As highlighted in this review, there is still substantial uncertainty with regards to the predictive ability of EWS tools within the prehospital setting. Within ED settings, the meta-regression highlighted the possibility that the moderating factor of age may influence these tools' ability to predict short-term and long-term mortality. However, due to the limited number of studies within the prehospital setting, this valuable analysis was unable to take place. Therefore, future studies should aim to report and explore moderating factors in the long-term predictive ability of these tools within the prehospital setting, together with reassessing the tools identified in this review with the aim of assessing similar thresholds.
In evaluating long-term predictive capabilities in the prehospital setting, only the older NEWS tool could be assessed, highlighting the need for future research to scrutinise the newer NEWS2 for its long-term diagnostic predictive accuracy. Additionally, this review exclusively presented a combined measure of DOR, lacking the exploration of how the tool performs in terms of sensitivity and specificity. Therefore, future reviews should not only assess DOR, but also report both sensitivity and specificity, along with subsequent measurements to provide a comprehensive understanding of the tool's diagnostic performance.
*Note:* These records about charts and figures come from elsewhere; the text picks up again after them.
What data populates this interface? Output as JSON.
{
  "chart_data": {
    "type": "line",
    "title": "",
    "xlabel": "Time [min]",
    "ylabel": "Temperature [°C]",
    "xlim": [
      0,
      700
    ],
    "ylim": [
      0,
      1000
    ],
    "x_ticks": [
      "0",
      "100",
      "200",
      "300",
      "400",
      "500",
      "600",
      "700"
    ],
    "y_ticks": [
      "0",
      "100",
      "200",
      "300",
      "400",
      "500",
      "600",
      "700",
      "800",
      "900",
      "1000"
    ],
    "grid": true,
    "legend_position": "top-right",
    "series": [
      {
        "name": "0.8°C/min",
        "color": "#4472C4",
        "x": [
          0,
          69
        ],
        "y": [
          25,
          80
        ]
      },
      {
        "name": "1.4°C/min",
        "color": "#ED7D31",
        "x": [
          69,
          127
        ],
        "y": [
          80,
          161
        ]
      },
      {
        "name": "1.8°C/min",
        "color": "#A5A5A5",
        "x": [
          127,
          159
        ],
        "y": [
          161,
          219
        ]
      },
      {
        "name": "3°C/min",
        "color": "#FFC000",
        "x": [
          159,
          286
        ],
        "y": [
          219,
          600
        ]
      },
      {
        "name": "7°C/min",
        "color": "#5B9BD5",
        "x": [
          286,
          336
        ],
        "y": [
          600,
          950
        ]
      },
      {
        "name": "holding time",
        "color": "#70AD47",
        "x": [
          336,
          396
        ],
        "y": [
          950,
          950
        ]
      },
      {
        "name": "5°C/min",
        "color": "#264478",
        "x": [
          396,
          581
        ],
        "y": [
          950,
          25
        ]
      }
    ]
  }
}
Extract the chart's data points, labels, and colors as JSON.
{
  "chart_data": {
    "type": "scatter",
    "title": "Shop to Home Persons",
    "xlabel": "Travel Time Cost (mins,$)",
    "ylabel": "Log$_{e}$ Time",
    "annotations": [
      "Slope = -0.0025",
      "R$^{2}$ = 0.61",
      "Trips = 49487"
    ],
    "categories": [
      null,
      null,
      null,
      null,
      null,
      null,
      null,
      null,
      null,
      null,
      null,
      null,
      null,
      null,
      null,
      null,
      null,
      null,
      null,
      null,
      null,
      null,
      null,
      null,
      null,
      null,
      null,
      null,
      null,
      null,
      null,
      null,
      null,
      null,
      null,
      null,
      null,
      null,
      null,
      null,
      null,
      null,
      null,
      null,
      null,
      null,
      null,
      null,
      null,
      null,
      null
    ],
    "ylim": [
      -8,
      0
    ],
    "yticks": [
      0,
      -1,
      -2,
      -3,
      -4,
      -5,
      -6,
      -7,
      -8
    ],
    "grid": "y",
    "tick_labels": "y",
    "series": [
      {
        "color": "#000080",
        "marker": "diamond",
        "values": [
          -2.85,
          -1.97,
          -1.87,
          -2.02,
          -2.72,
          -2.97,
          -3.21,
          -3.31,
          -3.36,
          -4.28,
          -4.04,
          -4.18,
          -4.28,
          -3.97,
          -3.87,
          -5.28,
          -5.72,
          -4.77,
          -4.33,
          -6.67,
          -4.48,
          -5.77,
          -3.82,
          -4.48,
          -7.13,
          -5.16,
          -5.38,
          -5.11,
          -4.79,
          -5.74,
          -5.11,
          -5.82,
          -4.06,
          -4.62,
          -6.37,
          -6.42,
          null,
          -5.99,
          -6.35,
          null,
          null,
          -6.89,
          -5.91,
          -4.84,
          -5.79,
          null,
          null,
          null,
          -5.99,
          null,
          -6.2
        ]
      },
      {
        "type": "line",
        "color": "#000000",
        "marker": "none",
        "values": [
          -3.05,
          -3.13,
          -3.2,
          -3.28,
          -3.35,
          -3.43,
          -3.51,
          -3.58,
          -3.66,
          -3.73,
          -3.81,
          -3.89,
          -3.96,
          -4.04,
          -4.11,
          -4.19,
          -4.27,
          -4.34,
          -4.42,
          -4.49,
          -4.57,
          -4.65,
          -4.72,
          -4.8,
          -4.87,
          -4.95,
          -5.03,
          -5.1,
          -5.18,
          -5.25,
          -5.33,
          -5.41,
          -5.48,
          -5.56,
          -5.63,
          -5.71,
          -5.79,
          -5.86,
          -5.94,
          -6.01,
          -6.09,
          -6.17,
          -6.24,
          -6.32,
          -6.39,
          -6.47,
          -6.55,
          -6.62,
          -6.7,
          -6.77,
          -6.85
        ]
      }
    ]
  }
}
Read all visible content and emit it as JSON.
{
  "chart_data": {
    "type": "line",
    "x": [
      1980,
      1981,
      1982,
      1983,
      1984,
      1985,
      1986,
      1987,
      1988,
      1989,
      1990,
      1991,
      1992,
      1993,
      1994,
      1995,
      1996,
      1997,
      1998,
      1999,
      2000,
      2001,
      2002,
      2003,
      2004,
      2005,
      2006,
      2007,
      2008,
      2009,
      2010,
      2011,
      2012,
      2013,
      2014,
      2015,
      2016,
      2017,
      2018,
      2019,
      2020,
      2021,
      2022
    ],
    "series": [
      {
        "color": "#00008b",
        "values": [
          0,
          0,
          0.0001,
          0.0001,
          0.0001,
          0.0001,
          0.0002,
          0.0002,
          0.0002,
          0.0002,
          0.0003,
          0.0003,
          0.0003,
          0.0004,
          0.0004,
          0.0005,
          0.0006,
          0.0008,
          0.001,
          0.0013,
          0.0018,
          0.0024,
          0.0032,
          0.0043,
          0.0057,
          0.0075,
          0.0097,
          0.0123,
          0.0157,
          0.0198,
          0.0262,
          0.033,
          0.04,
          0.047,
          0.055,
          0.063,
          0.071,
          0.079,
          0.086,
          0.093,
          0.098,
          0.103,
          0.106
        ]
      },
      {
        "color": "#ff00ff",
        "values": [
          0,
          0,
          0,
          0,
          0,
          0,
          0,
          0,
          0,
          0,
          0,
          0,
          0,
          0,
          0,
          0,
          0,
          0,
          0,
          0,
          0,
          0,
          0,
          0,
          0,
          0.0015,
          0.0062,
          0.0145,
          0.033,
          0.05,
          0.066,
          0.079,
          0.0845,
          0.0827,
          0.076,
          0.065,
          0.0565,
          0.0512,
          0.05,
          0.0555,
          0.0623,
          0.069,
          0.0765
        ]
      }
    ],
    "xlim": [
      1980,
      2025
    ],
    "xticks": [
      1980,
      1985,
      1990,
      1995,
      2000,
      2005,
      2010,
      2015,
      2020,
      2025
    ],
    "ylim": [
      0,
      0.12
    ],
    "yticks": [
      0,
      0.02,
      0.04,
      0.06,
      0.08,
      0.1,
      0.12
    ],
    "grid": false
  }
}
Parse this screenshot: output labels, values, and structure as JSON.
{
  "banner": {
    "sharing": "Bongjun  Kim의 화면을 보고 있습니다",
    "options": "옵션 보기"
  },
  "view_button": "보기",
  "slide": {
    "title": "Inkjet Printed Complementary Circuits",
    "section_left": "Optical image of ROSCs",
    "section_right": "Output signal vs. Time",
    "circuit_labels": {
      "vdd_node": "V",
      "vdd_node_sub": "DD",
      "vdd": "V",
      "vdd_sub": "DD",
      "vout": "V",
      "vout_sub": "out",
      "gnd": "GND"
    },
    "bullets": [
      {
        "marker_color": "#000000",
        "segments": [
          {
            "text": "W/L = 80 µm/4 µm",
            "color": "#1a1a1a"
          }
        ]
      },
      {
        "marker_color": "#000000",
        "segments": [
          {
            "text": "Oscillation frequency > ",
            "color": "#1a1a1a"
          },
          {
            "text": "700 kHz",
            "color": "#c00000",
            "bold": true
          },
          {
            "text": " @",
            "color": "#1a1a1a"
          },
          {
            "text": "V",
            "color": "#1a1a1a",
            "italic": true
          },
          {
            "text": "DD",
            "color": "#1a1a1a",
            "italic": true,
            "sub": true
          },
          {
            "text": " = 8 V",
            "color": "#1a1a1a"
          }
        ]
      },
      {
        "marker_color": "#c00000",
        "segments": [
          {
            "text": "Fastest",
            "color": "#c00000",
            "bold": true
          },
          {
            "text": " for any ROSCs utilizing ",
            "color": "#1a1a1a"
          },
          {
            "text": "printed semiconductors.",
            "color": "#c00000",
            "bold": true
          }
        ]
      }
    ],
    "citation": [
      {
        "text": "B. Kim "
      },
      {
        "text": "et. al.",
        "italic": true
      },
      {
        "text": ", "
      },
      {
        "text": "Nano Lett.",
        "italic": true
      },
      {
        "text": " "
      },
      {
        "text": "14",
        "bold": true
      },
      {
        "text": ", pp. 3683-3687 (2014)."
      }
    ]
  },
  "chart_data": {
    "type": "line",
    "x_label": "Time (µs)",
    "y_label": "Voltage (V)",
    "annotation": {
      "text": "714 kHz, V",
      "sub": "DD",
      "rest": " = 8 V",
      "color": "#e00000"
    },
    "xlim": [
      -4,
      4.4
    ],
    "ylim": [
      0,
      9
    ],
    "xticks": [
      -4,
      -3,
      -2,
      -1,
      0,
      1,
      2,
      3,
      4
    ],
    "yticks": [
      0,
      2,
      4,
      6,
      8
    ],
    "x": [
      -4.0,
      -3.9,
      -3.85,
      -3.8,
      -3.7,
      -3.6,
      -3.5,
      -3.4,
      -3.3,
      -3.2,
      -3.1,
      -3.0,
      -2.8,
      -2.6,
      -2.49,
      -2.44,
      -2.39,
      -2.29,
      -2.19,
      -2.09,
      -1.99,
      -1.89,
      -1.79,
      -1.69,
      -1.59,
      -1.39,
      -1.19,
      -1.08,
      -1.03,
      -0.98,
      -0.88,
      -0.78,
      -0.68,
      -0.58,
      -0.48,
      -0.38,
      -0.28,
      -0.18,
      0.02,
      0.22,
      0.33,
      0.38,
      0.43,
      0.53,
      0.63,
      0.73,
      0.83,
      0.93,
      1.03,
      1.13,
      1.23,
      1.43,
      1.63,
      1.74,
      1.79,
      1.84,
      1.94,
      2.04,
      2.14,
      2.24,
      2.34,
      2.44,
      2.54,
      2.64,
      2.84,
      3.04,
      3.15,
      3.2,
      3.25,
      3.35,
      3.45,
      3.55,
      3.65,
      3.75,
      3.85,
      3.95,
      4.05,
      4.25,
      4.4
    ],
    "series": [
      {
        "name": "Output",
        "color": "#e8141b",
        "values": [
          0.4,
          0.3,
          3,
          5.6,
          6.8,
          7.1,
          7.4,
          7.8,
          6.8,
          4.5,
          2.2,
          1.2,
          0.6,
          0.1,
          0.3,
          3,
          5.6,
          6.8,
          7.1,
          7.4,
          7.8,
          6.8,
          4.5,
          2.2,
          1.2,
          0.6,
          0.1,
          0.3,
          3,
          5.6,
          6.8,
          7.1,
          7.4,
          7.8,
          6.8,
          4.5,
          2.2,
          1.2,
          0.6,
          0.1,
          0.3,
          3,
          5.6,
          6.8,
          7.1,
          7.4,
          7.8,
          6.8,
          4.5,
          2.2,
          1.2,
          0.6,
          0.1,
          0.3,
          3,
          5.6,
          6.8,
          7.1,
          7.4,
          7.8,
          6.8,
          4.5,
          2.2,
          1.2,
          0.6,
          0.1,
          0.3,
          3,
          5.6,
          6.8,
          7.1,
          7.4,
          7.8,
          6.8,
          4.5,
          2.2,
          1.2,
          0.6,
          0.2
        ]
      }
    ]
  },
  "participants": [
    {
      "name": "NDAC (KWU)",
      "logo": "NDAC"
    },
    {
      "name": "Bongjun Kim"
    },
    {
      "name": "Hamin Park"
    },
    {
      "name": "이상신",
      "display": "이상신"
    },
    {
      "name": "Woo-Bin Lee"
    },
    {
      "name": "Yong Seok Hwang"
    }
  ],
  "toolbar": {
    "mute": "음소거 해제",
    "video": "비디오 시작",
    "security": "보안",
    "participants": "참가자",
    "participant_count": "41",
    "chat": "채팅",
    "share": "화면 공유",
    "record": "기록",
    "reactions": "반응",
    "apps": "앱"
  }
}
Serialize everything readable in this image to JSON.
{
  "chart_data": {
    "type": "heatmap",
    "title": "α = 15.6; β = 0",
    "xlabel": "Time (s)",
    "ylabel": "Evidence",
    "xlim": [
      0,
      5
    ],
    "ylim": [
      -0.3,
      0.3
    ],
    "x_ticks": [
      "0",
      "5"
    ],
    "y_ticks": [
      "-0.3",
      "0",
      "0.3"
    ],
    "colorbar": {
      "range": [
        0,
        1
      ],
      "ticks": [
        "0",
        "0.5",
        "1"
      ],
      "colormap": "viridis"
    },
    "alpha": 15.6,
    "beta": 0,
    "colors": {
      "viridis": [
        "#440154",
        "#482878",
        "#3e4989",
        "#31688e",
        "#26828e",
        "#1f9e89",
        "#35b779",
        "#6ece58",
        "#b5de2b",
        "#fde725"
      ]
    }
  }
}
This review found that the application and study of EWS scores within the ED is well documented, but only limited studies and evidence were found to assess their applicability in the prehospital setting. This finding, together with the results of the systematic review and particularly the meta-analysis, indicate that a degree of caution is necessary in drawing definitive conclusions regarding the use and reliability of EWS in the prehospital context. While future research may lead to further improvements and refinements to EWS for deterioration risk identification in patients presenting in the prehospital context, scores based on currently measured physiological parameters will need careful consideration regarding sensitivity and specificity, to ensure that clinical cut-offs and decision-making deliver real improvements over the current available EWS.